Prices start at $329,000 for a condo at Prairie Crossing in Grayslake, Ill., which describes itself as a nationally recognized conservation community. The development has entered a second phase after selling 359 single-family homes.

Prices in developments overlooking working farms vary from around $200,000 to more than $1 million, the newspaper reports.

Hmmm.

For that kind of money a buyer could get a put up a fancy house on a good-sized lot at the edge of any number of small towns in Nebraska — and still have more than enough money for the occasional trip to the Caribbean.

One of the appeals of the farm-site developments is that they offer views that stretch into the distance — rather the backside of a mansion a few yards away.

Incorporating a working farm into a development is way of managing open space.

Ed McMahon of the Urban Land Institute pointed out to the newspaper that some people chose to live in golf communities simply because they could be assured of a protected view.

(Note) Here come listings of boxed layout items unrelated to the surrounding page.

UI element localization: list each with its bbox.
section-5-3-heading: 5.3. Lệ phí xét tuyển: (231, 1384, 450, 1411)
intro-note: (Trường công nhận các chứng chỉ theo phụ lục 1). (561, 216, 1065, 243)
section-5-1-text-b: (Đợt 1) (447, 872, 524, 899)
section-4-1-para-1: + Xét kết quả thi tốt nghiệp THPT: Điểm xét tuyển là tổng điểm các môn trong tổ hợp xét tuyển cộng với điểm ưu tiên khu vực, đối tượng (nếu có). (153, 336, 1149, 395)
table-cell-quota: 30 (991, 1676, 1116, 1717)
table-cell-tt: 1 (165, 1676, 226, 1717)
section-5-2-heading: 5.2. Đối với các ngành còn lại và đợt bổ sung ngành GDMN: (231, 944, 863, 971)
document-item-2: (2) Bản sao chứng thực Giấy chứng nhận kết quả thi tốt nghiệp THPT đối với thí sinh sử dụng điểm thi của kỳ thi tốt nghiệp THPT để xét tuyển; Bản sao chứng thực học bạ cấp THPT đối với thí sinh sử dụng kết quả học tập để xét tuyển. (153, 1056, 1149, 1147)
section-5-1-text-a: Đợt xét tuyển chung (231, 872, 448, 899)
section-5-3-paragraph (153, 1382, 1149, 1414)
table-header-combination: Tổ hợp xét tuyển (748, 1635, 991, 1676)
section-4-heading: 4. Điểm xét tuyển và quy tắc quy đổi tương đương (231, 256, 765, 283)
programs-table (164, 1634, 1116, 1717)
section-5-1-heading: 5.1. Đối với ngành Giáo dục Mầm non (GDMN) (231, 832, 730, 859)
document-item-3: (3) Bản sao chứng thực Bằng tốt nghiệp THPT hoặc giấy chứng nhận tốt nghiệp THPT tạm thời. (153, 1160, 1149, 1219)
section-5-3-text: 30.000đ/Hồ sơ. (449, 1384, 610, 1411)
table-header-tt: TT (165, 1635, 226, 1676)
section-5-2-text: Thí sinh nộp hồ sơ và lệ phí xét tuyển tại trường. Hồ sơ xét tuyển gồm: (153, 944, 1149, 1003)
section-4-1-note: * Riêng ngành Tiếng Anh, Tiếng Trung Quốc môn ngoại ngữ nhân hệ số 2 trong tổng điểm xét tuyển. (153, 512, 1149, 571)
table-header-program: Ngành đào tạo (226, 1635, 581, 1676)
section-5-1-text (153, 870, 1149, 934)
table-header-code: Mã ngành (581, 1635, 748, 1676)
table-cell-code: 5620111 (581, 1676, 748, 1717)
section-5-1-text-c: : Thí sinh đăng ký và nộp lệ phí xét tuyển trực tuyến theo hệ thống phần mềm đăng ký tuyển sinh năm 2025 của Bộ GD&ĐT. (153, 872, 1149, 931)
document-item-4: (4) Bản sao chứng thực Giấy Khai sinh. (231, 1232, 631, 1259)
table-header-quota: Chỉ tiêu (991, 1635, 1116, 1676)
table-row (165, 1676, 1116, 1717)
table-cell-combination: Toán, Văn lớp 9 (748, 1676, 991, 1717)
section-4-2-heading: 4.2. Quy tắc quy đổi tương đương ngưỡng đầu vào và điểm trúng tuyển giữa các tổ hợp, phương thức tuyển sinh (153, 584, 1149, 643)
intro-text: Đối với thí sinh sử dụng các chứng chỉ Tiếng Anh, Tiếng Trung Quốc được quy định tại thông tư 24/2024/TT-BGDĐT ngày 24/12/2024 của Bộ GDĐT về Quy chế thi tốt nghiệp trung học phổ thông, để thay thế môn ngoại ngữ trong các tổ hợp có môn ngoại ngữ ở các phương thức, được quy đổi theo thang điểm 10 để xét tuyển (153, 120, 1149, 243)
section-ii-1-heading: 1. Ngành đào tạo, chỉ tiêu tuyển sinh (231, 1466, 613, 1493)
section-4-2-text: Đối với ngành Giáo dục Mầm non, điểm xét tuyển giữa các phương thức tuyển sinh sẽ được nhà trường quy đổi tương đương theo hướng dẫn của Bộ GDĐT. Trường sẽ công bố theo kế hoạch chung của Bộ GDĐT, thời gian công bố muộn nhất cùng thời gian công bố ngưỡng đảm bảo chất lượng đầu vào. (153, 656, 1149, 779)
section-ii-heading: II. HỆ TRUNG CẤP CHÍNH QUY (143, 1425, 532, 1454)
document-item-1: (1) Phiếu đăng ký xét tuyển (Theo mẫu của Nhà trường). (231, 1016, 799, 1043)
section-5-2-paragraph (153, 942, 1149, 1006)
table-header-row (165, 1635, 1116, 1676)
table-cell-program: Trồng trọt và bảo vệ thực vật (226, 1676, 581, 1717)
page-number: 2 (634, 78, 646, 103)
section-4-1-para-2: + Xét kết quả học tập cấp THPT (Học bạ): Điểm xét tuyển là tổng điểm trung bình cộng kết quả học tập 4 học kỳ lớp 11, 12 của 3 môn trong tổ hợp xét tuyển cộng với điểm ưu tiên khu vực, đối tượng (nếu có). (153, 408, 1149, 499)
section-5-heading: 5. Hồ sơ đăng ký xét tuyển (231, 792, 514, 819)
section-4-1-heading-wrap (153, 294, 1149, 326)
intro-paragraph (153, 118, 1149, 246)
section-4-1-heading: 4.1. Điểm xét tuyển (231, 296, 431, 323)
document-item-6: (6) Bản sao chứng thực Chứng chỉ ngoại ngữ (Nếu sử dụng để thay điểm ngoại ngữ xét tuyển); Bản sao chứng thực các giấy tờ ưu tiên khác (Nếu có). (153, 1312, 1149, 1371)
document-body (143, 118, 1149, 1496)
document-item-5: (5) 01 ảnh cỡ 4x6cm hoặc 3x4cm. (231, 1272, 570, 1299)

That’s true even in midwestern cities such as Lincoln, which has its share of golf communities with high-priced homes looking out over greens and fairways.

In those developments, residents have to adjust to the hazard of errant golf balls.

In farmland housing developments, there are other adjustments — at least for residents accustomed to urban life.

“Residents must be willing to accept the rumble of tractors, natural grasses instead of a manicured front lawn and land management activities such as an annual ‘prairie burn,’” the newspaper pointed out.

Plenty of Nebraskans made that trade-off years ago.

Tonight, thousands of them will take a moment, maybe on sitting in the shade of a rustling cottonwood at the edge of a small town, to take in a view that goes on for miles, with the enormous Nebraska sky offering the splendor of a towering sunset in subtly changing shades of red, gold and violet.

Knowing that an ordinary, unassuming Nebraska lifestyle can be packaged and marketed at a sizable mark-up is gratifying, but it shouldn’t be all that surprising.